The final time I tried to go on line, I realized my computer screen held an option that read: Diagnose the problem. Funny, I've never noticed that prior. I clicked on "Diagnose" knowing my expertise is so minimal in this regards that I probably wouldn't be able to 'fix' the problem. You can imagine my smile as I read: "Turn the wi-fi button located at the front of the laptop."

I'm not sure I even knew I had a wi-fi button. This was perfect. My inability to 'connnect' was due to my own not knowing I was turned off and had the personal capacity to switch to 'on.' How often do we go about life not realizing we've the option of turning 'on'? How often do we not realize the power is in our hands? The power to not only switch my wi-fi button on, but the power to tend the earth, prepare food, heal ourselves and others, write this story, lay down our weapons and send loving energy around the planet and throughout the spheres.

The power is in my hands, yet if I'm unaware of a simple button literally before me how can I expect greater levels of awareness?
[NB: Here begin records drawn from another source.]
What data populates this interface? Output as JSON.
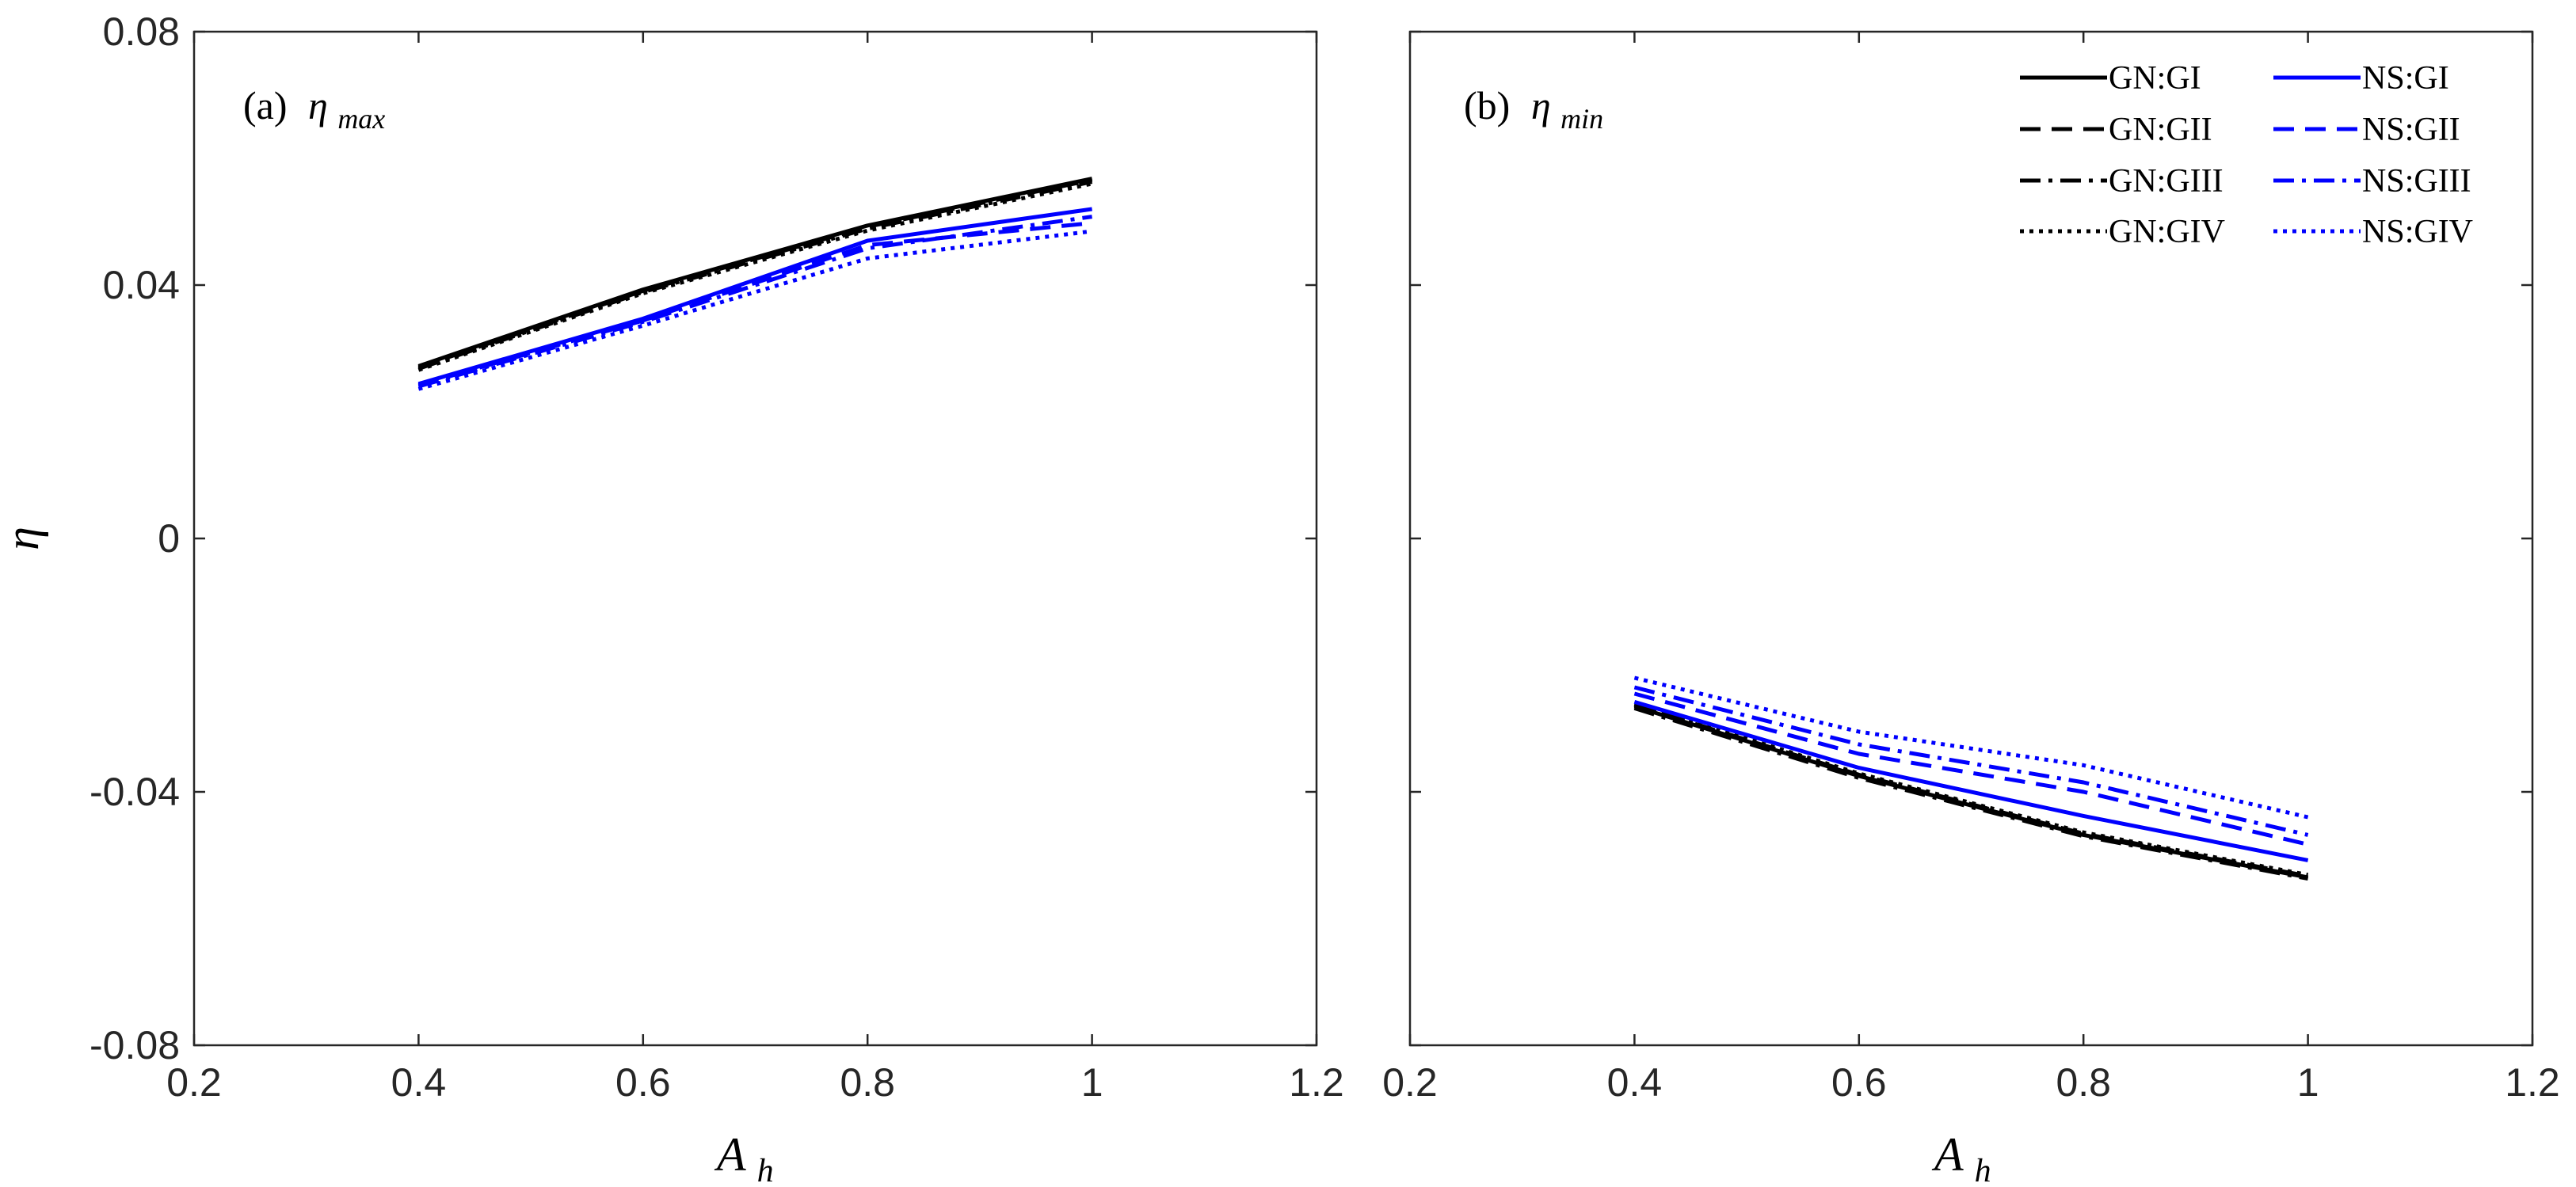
{
  "chart_data": [
    {
      "type": "line",
      "panel": "a",
      "title": "(a) η_max",
      "title_prefix": "(a)",
      "title_symbol": "η",
      "title_subscript": "max",
      "xlabel_base": "A",
      "xlabel_sub": "h",
      "ylabel": "η",
      "xlim": [
        0.2,
        1.2
      ],
      "ylim": [
        -0.08,
        0.08
      ],
      "xticks": [
        "0.2",
        "0.4",
        "0.6",
        "0.8",
        "1",
        "1.2"
      ],
      "yticks": [
        "0.08",
        "0.04",
        "0",
        "-0.04",
        "-0.08"
      ],
      "x": [
        0.4,
        0.6,
        0.8,
        1.0
      ],
      "series": [
        {
          "name": "GN:GI",
          "color": "#000000",
          "dash": "solid",
          "values": [
            0.0272,
            0.0393,
            0.0494,
            0.0568
          ]
        },
        {
          "name": "GN:GII",
          "color": "#000000",
          "dash": "dashed",
          "values": [
            0.027,
            0.0391,
            0.0492,
            0.0566
          ]
        },
        {
          "name": "GN:GIII",
          "color": "#000000",
          "dash": "dashdot",
          "values": [
            0.0268,
            0.0389,
            0.0489,
            0.0563
          ]
        },
        {
          "name": "GN:GIV",
          "color": "#000000",
          "dash": "dotted",
          "values": [
            0.0266,
            0.0387,
            0.0486,
            0.056
          ]
        },
        {
          "name": "NS:GI",
          "color": "#0000ff",
          "dash": "solid",
          "values": [
            0.0244,
            0.0347,
            0.047,
            0.052
          ]
        },
        {
          "name": "NS:GII",
          "color": "#0000ff",
          "dash": "dashed",
          "values": [
            0.0242,
            0.0344,
            0.0463,
            0.0498
          ]
        },
        {
          "name": "NS:GIII",
          "color": "#0000ff",
          "dash": "dashdot",
          "values": [
            0.024,
            0.0342,
            0.0458,
            0.0508
          ]
        },
        {
          "name": "NS:GIV",
          "color": "#0000ff",
          "dash": "dotted",
          "values": [
            0.0236,
            0.0336,
            0.0442,
            0.0485
          ]
        }
      ]
    },
    {
      "type": "line",
      "panel": "b",
      "title": "(b) η_min",
      "title_prefix": "(b)",
      "title_symbol": "η",
      "title_subscript": "min",
      "xlabel_base": "A",
      "xlabel_sub": "h",
      "xlim": [
        0.2,
        1.2
      ],
      "ylim": [
        -0.08,
        0.08
      ],
      "xticks": [
        "0.2",
        "0.4",
        "0.6",
        "0.8",
        "1",
        "1.2"
      ],
      "x": [
        0.4,
        0.6,
        0.8,
        1.0
      ],
      "legend_position": "top-right",
      "series": [
        {
          "name": "GN:GI",
          "color": "#000000",
          "dash": "solid",
          "values": [
            -0.0265,
            -0.0375,
            -0.0468,
            -0.0535
          ]
        },
        {
          "name": "GN:GII",
          "color": "#000000",
          "dash": "dashed",
          "values": [
            -0.0263,
            -0.0373,
            -0.0466,
            -0.0533
          ]
        },
        {
          "name": "GN:GIII",
          "color": "#000000",
          "dash": "dashdot",
          "values": [
            -0.0268,
            -0.0378,
            -0.047,
            -0.0537
          ]
        },
        {
          "name": "GN:GIV",
          "color": "#000000",
          "dash": "dotted",
          "values": [
            -0.0261,
            -0.0371,
            -0.0464,
            -0.0531
          ]
        },
        {
          "name": "NS:GI",
          "color": "#0000ff",
          "dash": "solid",
          "values": [
            -0.0258,
            -0.0362,
            -0.0438,
            -0.0508
          ]
        },
        {
          "name": "NS:GII",
          "color": "#0000ff",
          "dash": "dashed",
          "values": [
            -0.0245,
            -0.034,
            -0.04,
            -0.0483
          ]
        },
        {
          "name": "NS:GIII",
          "color": "#0000ff",
          "dash": "dashdot",
          "values": [
            -0.0235,
            -0.0325,
            -0.0385,
            -0.0468
          ]
        },
        {
          "name": "NS:GIV",
          "color": "#0000ff",
          "dash": "dotted",
          "values": [
            -0.022,
            -0.0305,
            -0.0358,
            -0.044
          ]
        }
      ]
    }
  ]
}
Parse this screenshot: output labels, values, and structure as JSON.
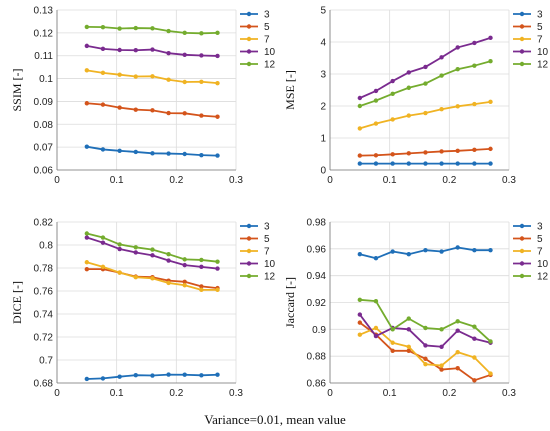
{
  "caption": "Variance=0.01, mean value",
  "legend_labels": [
    "3",
    "5",
    "7",
    "10",
    "12"
  ],
  "colors": {
    "3": "#1f6fb8",
    "5": "#d4541b",
    "7": "#f0b323",
    "10": "#7a2b8f",
    "12": "#74ac2e"
  },
  "chart_data": [
    {
      "type": "line",
      "ylabel": "SSIM [-]",
      "xlabel": "",
      "xlim": [
        0,
        0.3
      ],
      "ylim": [
        0.06,
        0.13
      ],
      "xticks": [
        0,
        0.1,
        0.2,
        0.3
      ],
      "xtick_labels": [
        "0",
        "0.1",
        "0.2",
        "0.3"
      ],
      "yticks": [
        0.06,
        0.07,
        0.08,
        0.09,
        0.1,
        0.11,
        0.12,
        0.13
      ],
      "ytick_labels": [
        "0.06",
        "0.07",
        "0.08",
        "0.09",
        "0.1",
        "0.11",
        "0.12",
        "0.13"
      ],
      "grid": true,
      "legend": "top-right",
      "x": [
        0.05,
        0.077,
        0.105,
        0.132,
        0.16,
        0.187,
        0.214,
        0.242,
        0.269
      ],
      "series": [
        {
          "name": "3",
          "values": [
            0.0702,
            0.069,
            0.0684,
            0.0679,
            0.0673,
            0.0672,
            0.067,
            0.0665,
            0.0663
          ]
        },
        {
          "name": "5",
          "values": [
            0.0892,
            0.0886,
            0.0873,
            0.0864,
            0.0861,
            0.0849,
            0.0848,
            0.0838,
            0.0833
          ]
        },
        {
          "name": "7",
          "values": [
            0.1036,
            0.1025,
            0.1017,
            0.1009,
            0.101,
            0.0995,
            0.0985,
            0.0986,
            0.098
          ]
        },
        {
          "name": "10",
          "values": [
            0.1143,
            0.113,
            0.1125,
            0.1124,
            0.1127,
            0.1111,
            0.1104,
            0.1101,
            0.1099
          ]
        },
        {
          "name": "12",
          "values": [
            0.1226,
            0.1225,
            0.1219,
            0.1221,
            0.122,
            0.1208,
            0.12,
            0.1198,
            0.12
          ]
        }
      ]
    },
    {
      "type": "line",
      "ylabel": "MSE [-]",
      "xlabel": "",
      "xlim": [
        0,
        0.3
      ],
      "ylim": [
        0,
        5
      ],
      "xticks": [
        0,
        0.1,
        0.2,
        0.3
      ],
      "xtick_labels": [
        "0",
        "0.1",
        "0.2",
        "0.3"
      ],
      "yticks": [
        0,
        1,
        2,
        3,
        4,
        5
      ],
      "ytick_labels": [
        "0",
        "1",
        "2",
        "3",
        "4",
        "5"
      ],
      "grid": true,
      "legend": "top-right",
      "x": [
        0.05,
        0.077,
        0.105,
        0.132,
        0.16,
        0.187,
        0.214,
        0.242,
        0.269
      ],
      "series": [
        {
          "name": "3",
          "values": [
            0.2,
            0.2,
            0.2,
            0.2,
            0.2,
            0.2,
            0.2,
            0.2,
            0.2
          ]
        },
        {
          "name": "5",
          "values": [
            0.45,
            0.46,
            0.49,
            0.52,
            0.55,
            0.58,
            0.6,
            0.63,
            0.66
          ]
        },
        {
          "name": "7",
          "values": [
            1.3,
            1.45,
            1.58,
            1.7,
            1.78,
            1.9,
            1.99,
            2.06,
            2.13
          ]
        },
        {
          "name": "10",
          "values": [
            2.25,
            2.47,
            2.78,
            3.05,
            3.22,
            3.52,
            3.83,
            3.97,
            4.13
          ]
        },
        {
          "name": "12",
          "values": [
            2.0,
            2.17,
            2.38,
            2.57,
            2.7,
            2.95,
            3.15,
            3.26,
            3.4
          ]
        }
      ]
    },
    {
      "type": "line",
      "ylabel": "DICE [-]",
      "xlabel": "",
      "xlim": [
        0,
        0.3
      ],
      "ylim": [
        0.68,
        0.82
      ],
      "xticks": [
        0,
        0.1,
        0.2,
        0.3
      ],
      "xtick_labels": [
        "0",
        "0.1",
        "0.2",
        "0.3"
      ],
      "yticks": [
        0.68,
        0.7,
        0.72,
        0.74,
        0.76,
        0.78,
        0.8,
        0.82
      ],
      "ytick_labels": [
        "0.68",
        "0.7",
        "0.72",
        "0.74",
        "0.76",
        "0.78",
        "0.8",
        "0.82"
      ],
      "grid": true,
      "legend": "top-right",
      "x": [
        0.05,
        0.077,
        0.105,
        0.132,
        0.16,
        0.187,
        0.214,
        0.242,
        0.269
      ],
      "series": [
        {
          "name": "3",
          "values": [
            0.6835,
            0.684,
            0.6855,
            0.6868,
            0.6865,
            0.6873,
            0.6872,
            0.6867,
            0.6872
          ]
        },
        {
          "name": "5",
          "values": [
            0.779,
            0.779,
            0.776,
            0.7725,
            0.772,
            0.769,
            0.768,
            0.764,
            0.7625
          ]
        },
        {
          "name": "7",
          "values": [
            0.785,
            0.781,
            0.776,
            0.772,
            0.771,
            0.767,
            0.765,
            0.761,
            0.761
          ]
        },
        {
          "name": "10",
          "values": [
            0.8065,
            0.802,
            0.7965,
            0.7935,
            0.791,
            0.7865,
            0.7825,
            0.781,
            0.7795
          ]
        },
        {
          "name": "12",
          "values": [
            0.81,
            0.8065,
            0.8005,
            0.798,
            0.796,
            0.792,
            0.7875,
            0.787,
            0.7855
          ]
        }
      ]
    },
    {
      "type": "line",
      "ylabel": "Jaccard [-]",
      "xlabel": "",
      "xlim": [
        0,
        0.3
      ],
      "ylim": [
        0.86,
        0.98
      ],
      "xticks": [
        0,
        0.1,
        0.2,
        0.3
      ],
      "xtick_labels": [
        "0",
        "0.1",
        "0.2",
        "0.3"
      ],
      "yticks": [
        0.86,
        0.88,
        0.9,
        0.92,
        0.94,
        0.96,
        0.98
      ],
      "ytick_labels": [
        "0.86",
        "0.88",
        "0.9",
        "0.92",
        "0.94",
        "0.96",
        "0.98"
      ],
      "grid": true,
      "legend": "top-right",
      "x": [
        0.05,
        0.077,
        0.105,
        0.132,
        0.16,
        0.187,
        0.214,
        0.242,
        0.269
      ],
      "series": [
        {
          "name": "3",
          "values": [
            0.956,
            0.953,
            0.958,
            0.956,
            0.959,
            0.958,
            0.961,
            0.959,
            0.959
          ]
        },
        {
          "name": "5",
          "values": [
            0.905,
            0.896,
            0.884,
            0.884,
            0.878,
            0.87,
            0.871,
            0.862,
            0.866
          ]
        },
        {
          "name": "7",
          "values": [
            0.896,
            0.901,
            0.89,
            0.887,
            0.874,
            0.873,
            0.883,
            0.879,
            0.867
          ]
        },
        {
          "name": "10",
          "values": [
            0.911,
            0.895,
            0.901,
            0.9,
            0.888,
            0.887,
            0.899,
            0.893,
            0.89
          ]
        },
        {
          "name": "12",
          "values": [
            0.922,
            0.921,
            0.9,
            0.908,
            0.901,
            0.9,
            0.906,
            0.902,
            0.891
          ]
        }
      ]
    }
  ]
}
Maybe it starts simply with being aware of now.

As I reflect on my disconnect this prior week, the times in which I felt connection were related to turning 'on' my awareness. These times involved getting out of the container of small self that dwells on, for me at least, my to-do list. I am 'on' when I'm in nature, when I visit a neighbor or smell the ripening pears in my cold, dark garage nearly ready for fall creations. I am 'on' when I take time to really notice summer's last geranium or the little lizard outside the door. Through awareness and my senses, I turn on.

This is the Good News. At any moment, we can flip our inner switch and turn on to life. The power, our life is in our hands.